Device under transient error processing:

2025-09-08T11:37:45.082Z Wa(180) vmkwarning: cpu4:2098027)WARNING: PLOG: PLOG_DeviceHandleIOTimeOut:8783: Device ########-####-####-####-############ is under transient error processing

APD event:

2025-09-08T11:37:55.081Z In(14) vobd[2098145]:  [psastorCorrelator] 1968778250781us: [vob.psastor.psastorpath.pathstate.dead] storagePath vmhba2:C0:T0:L0 changed state from on (device ID: t10.NVMe____Dell_Ent_NVMe_CM6_RI_3.84TB_____________###############)

2025-09-08T11:37:55.081Z In(14) vobd[2098145]:  [APDCorrelator] 1968824930353us: [esx.problem.storage.apd.start] Device or filesystem with identifier [t10.NVMe____Dell_Ent_NVMe_CM6_RI_3.84TB_____________###############] has entered the All Paths Down state.

2025-09-08T11:37:57.091Z In(14) vobd[2098145]:  [vSANCorrelator] 1968780261049us: [vob.vsan.pdl.offline] vSAN device ########-####-####-####-############ has gone offline.

Device in PDL state:

2025-09-08T11:37:55.082Z In(14) vobd[2098145]:  [psastorCorrelator] 1968778250844us: [vob.psastor.device.state.permanentloss] Device :t10.NVMe____Dell_Ent_NVMe_CM6_RI_3.84TB_____________############### has been removed or is permanently inaccessible.

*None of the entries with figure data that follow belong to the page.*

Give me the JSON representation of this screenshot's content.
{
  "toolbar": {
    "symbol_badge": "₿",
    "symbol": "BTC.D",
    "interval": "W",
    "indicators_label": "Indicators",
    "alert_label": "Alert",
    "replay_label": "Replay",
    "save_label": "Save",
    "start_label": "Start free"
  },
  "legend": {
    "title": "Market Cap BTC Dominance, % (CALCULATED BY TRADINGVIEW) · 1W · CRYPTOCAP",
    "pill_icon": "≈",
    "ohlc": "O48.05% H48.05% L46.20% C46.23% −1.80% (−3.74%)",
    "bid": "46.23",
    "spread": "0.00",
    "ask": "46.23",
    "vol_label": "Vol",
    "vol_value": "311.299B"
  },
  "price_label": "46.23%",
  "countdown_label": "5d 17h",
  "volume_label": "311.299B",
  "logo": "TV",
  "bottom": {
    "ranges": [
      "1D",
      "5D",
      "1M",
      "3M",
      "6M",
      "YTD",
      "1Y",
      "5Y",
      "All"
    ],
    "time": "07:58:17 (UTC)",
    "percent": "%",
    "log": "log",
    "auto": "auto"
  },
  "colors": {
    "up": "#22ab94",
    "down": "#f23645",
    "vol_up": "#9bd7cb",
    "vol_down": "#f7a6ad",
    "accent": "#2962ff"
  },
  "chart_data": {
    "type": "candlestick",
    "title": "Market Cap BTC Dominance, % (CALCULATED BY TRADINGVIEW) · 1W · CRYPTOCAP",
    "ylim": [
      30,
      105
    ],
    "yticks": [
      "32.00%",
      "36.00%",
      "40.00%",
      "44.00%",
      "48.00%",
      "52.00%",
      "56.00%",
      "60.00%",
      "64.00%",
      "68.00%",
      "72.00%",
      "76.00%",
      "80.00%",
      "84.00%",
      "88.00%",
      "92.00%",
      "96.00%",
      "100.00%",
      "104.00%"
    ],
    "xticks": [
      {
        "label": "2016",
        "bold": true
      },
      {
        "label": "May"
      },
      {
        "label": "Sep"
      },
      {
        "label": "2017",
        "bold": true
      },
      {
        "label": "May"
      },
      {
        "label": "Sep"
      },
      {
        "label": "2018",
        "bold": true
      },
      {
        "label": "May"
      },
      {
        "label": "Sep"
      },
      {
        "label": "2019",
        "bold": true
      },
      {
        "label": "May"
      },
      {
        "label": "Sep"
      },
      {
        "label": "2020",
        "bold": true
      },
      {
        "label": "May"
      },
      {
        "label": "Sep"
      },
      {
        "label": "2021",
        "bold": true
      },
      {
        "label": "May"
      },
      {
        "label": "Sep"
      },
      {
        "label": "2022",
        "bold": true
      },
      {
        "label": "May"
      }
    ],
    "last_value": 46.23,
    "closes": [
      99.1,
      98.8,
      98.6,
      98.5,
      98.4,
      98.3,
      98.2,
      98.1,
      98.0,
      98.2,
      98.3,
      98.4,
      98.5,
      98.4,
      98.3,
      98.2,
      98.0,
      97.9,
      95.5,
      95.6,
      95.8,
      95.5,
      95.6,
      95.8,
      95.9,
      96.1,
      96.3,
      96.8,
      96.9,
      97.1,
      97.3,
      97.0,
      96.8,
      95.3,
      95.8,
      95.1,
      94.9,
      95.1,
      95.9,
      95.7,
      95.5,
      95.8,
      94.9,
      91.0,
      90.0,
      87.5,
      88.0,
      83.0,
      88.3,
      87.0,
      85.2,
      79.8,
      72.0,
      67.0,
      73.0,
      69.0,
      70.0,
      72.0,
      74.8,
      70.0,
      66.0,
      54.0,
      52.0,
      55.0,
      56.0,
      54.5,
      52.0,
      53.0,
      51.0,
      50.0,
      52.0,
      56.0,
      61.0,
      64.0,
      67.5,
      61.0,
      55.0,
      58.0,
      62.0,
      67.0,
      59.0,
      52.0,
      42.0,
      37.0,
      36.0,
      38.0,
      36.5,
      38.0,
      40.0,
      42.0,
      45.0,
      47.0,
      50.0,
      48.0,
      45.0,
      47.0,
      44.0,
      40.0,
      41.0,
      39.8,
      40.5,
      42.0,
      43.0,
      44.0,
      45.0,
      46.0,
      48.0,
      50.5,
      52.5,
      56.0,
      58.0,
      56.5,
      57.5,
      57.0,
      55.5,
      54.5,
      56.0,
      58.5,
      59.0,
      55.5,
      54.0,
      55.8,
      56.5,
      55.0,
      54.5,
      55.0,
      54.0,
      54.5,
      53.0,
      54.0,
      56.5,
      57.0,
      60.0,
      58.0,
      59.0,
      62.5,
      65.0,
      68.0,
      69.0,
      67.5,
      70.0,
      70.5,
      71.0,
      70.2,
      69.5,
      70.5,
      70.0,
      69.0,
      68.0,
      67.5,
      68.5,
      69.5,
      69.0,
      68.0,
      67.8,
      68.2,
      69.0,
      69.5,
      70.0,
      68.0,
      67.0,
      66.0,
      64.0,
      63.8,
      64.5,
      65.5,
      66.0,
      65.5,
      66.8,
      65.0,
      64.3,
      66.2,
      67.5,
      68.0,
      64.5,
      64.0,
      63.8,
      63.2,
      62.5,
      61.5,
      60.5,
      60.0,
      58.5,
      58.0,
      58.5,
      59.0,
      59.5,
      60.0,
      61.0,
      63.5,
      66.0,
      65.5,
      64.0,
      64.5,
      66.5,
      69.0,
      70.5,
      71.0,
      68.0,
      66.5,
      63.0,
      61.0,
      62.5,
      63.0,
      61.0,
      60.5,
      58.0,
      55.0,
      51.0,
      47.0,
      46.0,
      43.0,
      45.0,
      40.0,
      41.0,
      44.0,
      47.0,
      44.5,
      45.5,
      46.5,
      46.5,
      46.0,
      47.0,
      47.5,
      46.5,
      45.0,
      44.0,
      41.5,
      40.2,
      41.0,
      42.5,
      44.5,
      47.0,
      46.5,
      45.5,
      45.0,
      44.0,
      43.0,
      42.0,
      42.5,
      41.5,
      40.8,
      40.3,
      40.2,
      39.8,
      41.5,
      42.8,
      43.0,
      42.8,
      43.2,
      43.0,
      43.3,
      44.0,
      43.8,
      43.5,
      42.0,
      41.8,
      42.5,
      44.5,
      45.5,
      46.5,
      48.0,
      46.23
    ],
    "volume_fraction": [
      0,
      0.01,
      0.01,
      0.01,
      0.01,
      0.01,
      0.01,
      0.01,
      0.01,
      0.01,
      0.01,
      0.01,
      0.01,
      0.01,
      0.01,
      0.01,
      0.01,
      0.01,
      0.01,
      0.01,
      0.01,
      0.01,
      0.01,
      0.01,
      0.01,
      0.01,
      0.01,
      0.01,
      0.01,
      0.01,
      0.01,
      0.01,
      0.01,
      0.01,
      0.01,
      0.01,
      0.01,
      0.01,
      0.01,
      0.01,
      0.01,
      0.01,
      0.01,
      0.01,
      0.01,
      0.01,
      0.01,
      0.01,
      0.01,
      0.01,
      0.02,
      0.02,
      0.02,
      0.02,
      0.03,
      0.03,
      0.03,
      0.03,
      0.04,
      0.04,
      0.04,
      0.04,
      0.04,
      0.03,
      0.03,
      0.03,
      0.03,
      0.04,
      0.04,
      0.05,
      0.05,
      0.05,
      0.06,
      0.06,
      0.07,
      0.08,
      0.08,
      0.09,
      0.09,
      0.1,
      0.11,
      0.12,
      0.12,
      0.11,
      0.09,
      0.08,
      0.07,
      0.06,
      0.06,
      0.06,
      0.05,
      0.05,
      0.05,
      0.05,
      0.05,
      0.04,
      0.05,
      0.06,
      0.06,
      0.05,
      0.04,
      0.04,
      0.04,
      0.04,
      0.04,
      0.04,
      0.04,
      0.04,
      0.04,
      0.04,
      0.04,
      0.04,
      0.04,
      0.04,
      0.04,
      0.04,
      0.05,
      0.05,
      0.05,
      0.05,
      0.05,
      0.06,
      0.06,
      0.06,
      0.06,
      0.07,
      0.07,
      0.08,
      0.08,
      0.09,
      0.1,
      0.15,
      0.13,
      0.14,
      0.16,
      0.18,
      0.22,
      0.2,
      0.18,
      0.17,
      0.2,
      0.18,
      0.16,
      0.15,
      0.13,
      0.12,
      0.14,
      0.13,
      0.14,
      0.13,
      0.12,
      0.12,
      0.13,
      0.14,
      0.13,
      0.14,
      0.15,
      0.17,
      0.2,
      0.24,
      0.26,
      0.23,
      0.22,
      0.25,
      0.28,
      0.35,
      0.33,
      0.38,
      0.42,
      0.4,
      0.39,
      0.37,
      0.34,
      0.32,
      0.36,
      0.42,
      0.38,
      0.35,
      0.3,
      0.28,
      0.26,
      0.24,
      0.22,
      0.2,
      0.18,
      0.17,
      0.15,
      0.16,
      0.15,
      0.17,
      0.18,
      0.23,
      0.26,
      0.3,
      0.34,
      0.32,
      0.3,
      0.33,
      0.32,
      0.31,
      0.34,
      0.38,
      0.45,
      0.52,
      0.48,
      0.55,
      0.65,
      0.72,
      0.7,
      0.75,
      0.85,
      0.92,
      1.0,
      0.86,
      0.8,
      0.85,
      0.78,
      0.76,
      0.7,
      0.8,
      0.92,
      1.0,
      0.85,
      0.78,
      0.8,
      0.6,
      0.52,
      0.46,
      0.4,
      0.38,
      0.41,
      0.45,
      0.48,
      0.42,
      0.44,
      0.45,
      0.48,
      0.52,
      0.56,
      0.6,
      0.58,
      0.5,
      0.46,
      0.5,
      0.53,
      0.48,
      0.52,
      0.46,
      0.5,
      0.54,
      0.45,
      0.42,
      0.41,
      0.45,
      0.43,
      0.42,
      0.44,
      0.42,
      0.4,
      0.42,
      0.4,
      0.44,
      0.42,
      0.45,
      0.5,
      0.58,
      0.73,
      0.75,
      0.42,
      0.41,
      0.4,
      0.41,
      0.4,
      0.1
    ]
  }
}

2025-09-08T11:37:55.082Z In(14)[+] vobd[2098145]:

2025-09-08T11:37:55.082Z In(14) vobd[2098145]:  [psastorCorrelator] 1968824931292us: [esx.problem.psastor.device.state.permanentloss] Device: t10.NVMe____Dell_Ent_NVMe_CM6_RI_3.84TB_____________############### has been removed or is permanently inaccessible. Affected datastores (if any): Unknown.

2025-09-08T11:37:57.091Z In(14) vobd[2098145]:  [vSANCorrelator] 1968780261049us: [vob.vsan.pdl.offline] vSAN device ########-####-####-####-############ has gone offline.

LSOM event indicating disk not found:

2025-09-08T11:37:57.091Z Wa(180) vmkwarning: cpu20:2099615)WARNING: LSOM: LSOMPostDiskEvent:3788: Throttled: Unable to post disk event for ########-####-####-####-############: Not found

Failed to read the controller :

2025-09-08T11:38:19.975Z Wa(180) vmkwarning: cpu50:2098524)WARNING: NVMEDEV:8343 Failed to enable controller 256, status: Device is permanently unavailable

Resolution

Engage your hardware vendor to investigate potential hardware or firmware-related causes, as such errors often originate from underlying hardware issue.